Roussel, who said he is keeping an open mind, has already been asked by Aucoin for a meeting.
Parish Councilman Ken Brass, who represents the area, said he had just learned about the purchase, was still gathering information and wasn't sure of residents' current feelings. Councilman Clyde Cooper, who represents another part of St. James that is looking at the land use changes in reaction to other industrial projects, said he expects opposition to re-emerge.
"I'm sure people directly next to it are going to be against it, any type of industrial facility coming in the area. I don’t think that's changed," Cooper said.
Aucoin said that even if the commission can't get an industrial facility on the site, the price was low enough that the commission can envision less intensive uses that would still be profitable for the port authority.
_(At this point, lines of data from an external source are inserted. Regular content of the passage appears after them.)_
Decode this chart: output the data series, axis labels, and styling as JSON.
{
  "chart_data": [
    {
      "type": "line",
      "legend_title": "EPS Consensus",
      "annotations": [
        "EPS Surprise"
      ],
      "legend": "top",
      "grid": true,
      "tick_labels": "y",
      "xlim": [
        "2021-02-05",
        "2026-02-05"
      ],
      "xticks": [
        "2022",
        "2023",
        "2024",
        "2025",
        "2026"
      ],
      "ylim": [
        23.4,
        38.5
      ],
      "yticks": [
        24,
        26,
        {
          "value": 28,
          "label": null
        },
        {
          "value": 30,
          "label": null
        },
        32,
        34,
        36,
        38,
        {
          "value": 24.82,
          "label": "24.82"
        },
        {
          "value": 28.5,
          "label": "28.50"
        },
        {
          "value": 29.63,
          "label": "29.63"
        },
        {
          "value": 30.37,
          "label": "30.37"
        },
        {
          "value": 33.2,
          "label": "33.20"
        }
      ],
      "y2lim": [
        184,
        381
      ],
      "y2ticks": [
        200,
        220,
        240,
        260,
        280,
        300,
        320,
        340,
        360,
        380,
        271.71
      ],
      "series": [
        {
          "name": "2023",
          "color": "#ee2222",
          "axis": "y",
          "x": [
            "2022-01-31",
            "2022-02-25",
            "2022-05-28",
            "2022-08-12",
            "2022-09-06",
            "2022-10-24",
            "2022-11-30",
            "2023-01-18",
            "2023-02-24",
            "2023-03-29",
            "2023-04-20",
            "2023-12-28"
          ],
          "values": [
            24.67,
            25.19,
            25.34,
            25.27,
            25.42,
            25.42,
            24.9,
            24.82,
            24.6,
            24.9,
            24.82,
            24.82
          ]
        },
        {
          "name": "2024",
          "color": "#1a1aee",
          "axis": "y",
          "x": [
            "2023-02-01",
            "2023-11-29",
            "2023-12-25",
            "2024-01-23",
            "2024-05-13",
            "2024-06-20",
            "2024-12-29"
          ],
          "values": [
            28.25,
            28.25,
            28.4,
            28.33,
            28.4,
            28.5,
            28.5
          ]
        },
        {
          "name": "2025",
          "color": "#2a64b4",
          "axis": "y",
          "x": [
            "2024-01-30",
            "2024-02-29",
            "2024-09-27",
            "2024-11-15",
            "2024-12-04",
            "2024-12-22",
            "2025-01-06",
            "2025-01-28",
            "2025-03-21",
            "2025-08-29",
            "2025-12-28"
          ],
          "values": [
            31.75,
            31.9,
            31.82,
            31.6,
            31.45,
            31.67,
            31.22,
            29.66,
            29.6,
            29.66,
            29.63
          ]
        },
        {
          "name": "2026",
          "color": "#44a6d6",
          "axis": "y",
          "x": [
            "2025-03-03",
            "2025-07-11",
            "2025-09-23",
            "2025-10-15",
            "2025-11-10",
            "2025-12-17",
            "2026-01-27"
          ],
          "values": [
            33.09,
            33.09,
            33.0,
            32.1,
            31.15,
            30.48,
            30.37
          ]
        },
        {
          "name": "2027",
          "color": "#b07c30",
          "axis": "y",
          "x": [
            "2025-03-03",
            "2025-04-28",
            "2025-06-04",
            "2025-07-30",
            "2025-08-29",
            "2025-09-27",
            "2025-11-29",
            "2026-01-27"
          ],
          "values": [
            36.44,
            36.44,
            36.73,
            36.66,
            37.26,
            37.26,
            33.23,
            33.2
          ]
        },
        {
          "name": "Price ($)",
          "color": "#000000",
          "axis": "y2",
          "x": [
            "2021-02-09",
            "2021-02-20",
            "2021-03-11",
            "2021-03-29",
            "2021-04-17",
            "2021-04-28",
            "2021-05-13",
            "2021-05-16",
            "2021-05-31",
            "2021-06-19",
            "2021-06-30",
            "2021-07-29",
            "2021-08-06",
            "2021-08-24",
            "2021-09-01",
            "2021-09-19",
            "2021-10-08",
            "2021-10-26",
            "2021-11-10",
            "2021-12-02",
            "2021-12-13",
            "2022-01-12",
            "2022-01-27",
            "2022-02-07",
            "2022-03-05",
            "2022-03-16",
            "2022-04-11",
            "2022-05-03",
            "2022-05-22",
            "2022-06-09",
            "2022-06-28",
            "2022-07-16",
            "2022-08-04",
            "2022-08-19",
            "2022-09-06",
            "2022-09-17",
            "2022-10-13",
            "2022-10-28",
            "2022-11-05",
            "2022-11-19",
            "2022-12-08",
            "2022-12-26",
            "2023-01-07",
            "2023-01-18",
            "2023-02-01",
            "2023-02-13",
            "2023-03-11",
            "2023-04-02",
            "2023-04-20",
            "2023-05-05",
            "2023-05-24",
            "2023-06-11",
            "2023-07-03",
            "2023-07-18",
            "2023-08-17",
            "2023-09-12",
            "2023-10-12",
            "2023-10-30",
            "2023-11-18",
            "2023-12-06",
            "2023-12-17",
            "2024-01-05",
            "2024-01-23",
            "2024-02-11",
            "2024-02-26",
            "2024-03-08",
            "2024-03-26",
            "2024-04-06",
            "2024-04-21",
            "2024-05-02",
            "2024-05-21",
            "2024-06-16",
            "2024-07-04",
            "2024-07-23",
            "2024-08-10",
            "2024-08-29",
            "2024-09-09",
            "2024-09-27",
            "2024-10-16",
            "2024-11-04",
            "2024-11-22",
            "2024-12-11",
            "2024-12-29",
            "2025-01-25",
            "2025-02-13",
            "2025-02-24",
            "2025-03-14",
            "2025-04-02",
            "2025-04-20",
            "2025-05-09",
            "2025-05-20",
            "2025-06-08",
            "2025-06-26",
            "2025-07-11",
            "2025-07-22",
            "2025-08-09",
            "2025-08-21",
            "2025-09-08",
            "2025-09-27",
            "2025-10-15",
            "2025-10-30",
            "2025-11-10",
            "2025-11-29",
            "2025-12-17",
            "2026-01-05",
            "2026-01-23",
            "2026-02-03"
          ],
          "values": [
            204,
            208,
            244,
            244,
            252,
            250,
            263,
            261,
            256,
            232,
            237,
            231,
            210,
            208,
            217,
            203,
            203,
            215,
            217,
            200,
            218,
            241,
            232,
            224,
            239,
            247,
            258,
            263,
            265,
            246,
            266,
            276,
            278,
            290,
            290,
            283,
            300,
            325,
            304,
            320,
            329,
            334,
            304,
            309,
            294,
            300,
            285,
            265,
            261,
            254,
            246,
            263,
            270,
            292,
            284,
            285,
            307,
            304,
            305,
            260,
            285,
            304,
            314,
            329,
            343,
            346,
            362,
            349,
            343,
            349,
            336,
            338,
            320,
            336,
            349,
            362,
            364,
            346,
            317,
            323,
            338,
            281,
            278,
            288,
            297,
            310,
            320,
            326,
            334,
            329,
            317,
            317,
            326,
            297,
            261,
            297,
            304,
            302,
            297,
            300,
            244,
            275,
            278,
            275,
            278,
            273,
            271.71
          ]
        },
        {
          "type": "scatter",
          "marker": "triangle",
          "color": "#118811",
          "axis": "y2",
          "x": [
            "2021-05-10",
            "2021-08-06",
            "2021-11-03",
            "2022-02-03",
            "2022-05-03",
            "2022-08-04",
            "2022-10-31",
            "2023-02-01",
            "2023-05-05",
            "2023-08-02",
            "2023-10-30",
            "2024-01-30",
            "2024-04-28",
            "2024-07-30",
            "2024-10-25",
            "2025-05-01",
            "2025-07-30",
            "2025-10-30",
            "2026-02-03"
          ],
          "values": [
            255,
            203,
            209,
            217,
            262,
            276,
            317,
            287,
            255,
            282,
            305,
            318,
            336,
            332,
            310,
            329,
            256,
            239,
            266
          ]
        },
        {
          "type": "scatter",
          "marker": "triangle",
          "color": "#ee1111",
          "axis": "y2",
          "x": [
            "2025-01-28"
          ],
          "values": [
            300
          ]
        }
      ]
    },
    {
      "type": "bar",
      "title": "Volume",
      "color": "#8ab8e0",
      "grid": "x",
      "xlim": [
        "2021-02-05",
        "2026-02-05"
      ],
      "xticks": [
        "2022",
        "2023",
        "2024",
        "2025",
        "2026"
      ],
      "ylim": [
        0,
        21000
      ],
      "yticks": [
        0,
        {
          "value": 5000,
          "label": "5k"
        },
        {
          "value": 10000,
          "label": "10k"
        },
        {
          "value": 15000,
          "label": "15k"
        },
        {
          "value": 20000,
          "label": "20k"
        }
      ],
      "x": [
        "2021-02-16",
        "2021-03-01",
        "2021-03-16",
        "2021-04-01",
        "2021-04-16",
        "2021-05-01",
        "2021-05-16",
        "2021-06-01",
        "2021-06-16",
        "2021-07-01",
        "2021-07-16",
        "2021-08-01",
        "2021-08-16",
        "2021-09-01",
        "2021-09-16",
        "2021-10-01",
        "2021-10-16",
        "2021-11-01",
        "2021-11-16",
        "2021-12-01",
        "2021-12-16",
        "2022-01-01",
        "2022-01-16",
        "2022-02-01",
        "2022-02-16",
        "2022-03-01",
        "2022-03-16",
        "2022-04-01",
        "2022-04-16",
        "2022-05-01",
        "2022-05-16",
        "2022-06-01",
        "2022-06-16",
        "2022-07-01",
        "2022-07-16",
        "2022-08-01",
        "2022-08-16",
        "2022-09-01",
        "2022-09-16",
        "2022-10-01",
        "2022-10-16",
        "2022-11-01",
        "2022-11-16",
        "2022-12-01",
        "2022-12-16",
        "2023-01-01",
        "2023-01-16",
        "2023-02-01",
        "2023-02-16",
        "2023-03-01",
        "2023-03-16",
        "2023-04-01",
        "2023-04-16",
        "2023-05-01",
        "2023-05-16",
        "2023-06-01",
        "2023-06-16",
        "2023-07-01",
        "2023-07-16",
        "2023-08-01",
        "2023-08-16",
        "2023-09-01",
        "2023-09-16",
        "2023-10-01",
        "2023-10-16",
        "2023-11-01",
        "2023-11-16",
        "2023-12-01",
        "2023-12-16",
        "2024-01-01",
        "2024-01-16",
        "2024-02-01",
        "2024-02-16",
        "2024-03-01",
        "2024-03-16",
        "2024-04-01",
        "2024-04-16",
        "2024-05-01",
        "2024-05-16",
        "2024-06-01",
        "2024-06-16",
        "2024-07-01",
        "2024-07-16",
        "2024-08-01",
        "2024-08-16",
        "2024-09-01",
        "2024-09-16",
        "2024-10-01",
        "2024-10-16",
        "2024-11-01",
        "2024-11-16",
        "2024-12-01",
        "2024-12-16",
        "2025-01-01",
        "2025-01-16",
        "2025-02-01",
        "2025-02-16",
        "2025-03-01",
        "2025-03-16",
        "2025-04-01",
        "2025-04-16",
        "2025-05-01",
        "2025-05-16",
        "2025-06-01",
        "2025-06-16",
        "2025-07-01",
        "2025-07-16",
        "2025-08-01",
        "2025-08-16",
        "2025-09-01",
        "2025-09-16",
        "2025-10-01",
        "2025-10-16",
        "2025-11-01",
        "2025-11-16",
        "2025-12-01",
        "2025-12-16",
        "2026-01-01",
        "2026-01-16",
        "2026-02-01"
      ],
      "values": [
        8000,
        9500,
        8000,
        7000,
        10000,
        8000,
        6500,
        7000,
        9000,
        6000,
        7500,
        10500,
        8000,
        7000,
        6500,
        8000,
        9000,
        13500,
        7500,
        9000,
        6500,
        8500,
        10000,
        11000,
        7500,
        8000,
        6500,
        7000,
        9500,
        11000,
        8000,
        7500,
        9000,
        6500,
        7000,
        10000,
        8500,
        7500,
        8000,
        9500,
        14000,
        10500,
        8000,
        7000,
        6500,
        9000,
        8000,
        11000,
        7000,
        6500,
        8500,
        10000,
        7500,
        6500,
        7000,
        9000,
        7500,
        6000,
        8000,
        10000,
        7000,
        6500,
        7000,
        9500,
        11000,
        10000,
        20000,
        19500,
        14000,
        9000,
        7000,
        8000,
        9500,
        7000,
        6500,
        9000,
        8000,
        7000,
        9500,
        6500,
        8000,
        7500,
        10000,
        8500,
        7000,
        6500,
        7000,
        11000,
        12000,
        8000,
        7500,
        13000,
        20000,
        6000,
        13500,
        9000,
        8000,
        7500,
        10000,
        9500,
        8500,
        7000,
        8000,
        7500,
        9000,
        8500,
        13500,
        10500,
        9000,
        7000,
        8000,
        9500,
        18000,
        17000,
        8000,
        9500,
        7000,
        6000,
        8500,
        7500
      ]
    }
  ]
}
The commission, however, which is a political subdivision of the state created by the Legislature, also may have an ace up its sleeve.
Commission property is not subject to newly imposed local zoning ordinances. But Aucoin said commission's attorneys aren't sure if that power applies in this case: land that the commission buys after local land use laws have taken effect.
"Our lawyers are uncertain, you know, about that. We have them looking at what our options may be. We'll just see how that plays out, but we felt at the price that we got it for, we're comfortable either way," Aucoin said.